A sudden squawk and flutter made her glance aside. She squealed in dismay, scrambling up and lunging toward the pair of rooks fighting over the glittering handle of the parang.
Both birds retreated in haste, but amid the thrashing takeoff, the sealskin loop tangled and caught in a claw. The bird rose, wings beating powerfully, carrying the knife just out of Olympia's frantic reach.
Sheridan bellowed. A rock went hurling over her head, but it missed as the thief tilted and rode the harsh wind upward, knife and sheath dangling. The bird circled, heading down the coast. Sheridan outdistanced Olympia instantly in the chase, leaving her to hike her skirts and run awkwardly after. Her heart rose when the rook landed, but it took off again as soon as Sheridan came close, the knife still twisting and bobbing in midair.

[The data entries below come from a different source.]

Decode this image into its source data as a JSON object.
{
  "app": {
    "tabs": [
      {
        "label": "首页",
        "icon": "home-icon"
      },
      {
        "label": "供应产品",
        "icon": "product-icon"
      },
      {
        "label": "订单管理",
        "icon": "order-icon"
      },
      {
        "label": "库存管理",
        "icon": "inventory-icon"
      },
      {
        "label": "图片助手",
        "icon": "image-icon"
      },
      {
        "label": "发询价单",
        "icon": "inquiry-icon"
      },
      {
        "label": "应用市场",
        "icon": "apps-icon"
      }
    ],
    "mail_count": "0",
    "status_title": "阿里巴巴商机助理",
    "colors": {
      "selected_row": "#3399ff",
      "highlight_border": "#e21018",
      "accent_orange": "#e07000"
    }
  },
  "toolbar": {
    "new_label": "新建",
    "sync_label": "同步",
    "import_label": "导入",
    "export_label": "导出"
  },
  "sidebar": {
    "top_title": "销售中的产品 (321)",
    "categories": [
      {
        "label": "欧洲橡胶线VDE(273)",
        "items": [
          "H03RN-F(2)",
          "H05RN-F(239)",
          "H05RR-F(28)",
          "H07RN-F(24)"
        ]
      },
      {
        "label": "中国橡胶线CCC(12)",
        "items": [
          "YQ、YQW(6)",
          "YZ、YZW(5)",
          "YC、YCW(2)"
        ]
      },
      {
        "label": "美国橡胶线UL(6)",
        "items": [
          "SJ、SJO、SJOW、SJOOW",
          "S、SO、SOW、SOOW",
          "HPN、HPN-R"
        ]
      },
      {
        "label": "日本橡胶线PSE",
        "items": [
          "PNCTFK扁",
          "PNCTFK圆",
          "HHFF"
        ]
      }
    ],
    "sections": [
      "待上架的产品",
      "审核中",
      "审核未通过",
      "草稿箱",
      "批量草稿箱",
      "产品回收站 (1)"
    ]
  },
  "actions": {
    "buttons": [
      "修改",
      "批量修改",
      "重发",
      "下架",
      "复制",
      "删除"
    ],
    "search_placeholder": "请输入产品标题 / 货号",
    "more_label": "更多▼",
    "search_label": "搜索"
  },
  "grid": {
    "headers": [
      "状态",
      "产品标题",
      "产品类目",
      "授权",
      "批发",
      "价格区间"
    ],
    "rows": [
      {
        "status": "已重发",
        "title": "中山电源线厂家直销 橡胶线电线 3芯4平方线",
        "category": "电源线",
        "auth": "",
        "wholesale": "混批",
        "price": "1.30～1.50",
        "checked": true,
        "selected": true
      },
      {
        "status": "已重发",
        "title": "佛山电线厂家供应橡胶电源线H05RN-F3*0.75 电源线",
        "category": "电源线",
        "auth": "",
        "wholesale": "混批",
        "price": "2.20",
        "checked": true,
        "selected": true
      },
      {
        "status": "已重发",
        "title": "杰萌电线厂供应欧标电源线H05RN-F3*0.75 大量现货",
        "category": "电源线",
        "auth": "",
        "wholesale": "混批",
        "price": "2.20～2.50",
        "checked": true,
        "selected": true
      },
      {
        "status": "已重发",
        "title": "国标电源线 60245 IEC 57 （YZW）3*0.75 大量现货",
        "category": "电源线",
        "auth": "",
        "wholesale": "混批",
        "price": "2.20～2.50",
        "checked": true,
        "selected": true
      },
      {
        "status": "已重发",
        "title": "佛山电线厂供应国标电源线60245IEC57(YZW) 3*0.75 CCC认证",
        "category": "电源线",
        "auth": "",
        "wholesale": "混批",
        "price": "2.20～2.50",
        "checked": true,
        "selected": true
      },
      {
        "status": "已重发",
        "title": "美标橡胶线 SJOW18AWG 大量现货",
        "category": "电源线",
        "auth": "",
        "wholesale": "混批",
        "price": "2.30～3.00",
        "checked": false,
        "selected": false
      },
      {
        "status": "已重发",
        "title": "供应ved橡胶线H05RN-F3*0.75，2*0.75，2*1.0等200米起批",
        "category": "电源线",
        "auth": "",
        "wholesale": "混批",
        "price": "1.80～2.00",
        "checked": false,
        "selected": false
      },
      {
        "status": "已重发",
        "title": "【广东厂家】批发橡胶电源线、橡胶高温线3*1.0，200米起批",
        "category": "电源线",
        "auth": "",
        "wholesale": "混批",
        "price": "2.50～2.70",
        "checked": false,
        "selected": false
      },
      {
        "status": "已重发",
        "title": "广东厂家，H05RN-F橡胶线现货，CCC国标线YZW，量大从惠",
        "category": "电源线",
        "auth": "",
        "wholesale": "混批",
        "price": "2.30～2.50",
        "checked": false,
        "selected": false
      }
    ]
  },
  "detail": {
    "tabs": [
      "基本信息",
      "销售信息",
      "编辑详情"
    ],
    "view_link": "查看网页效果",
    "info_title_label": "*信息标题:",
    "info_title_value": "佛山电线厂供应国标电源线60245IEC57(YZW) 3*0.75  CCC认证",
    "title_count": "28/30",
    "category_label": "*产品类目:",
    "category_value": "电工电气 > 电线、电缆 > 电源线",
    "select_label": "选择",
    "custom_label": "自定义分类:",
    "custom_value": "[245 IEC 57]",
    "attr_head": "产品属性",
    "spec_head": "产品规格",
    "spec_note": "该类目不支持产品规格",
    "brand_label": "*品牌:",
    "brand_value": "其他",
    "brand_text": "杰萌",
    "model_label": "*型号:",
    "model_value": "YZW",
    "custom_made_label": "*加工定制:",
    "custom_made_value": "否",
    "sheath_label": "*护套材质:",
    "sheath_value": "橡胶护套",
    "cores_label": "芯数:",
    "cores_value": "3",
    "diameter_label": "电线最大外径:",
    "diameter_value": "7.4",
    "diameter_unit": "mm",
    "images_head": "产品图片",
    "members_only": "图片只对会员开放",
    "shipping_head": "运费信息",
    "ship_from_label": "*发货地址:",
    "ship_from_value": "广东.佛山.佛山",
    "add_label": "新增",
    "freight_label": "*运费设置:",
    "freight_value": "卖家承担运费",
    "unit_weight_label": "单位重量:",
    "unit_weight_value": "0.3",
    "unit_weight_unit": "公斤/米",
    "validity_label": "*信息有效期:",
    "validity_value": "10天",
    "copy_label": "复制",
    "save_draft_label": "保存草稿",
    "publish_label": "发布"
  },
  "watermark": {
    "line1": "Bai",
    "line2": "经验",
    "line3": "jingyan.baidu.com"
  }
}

She fell farther behind, and finally came to a panting walk after losing sight of both Sheridan and the rook. She sat down, staring toward the steep headland that marked the end of their beach. A long time after she'd regained her breath, she finally saw him again—a silhouette at the top of the headland. She watched anxiously. When he leaned out over the edge of the steep cliff, looking down at the sea below, she bit her lip. Then he moved back, making a vicious heave toward the sky with his arm, and walked out of sight.
Olympia closed her eyes against the cold wind and wondered how they would survive without the knife. She could think of a hundred things that she'd taken for granted—cutting tussock grass, fashioning utensils, prying limpets from the rocks for the crucial nourishment that kept them alive when all their other luck was out. Even something as apparently inconsequential as Sheridan's stubborn insistence on shaving, which she'd begun to suspect was critical for him to maintain his steady morale—and therefore hers—depended on the razor-sharp blade of the parang.
She covered her eyes in despair. Such a small thing, such a silly thing: a villainous bird and a moment of inattention, and suddenly life became more precarious than ever.
Sheridan returned, striding with his jaw set. He didn't even stop when he saw her, but just snapped, "Come along. I need you," as he passed.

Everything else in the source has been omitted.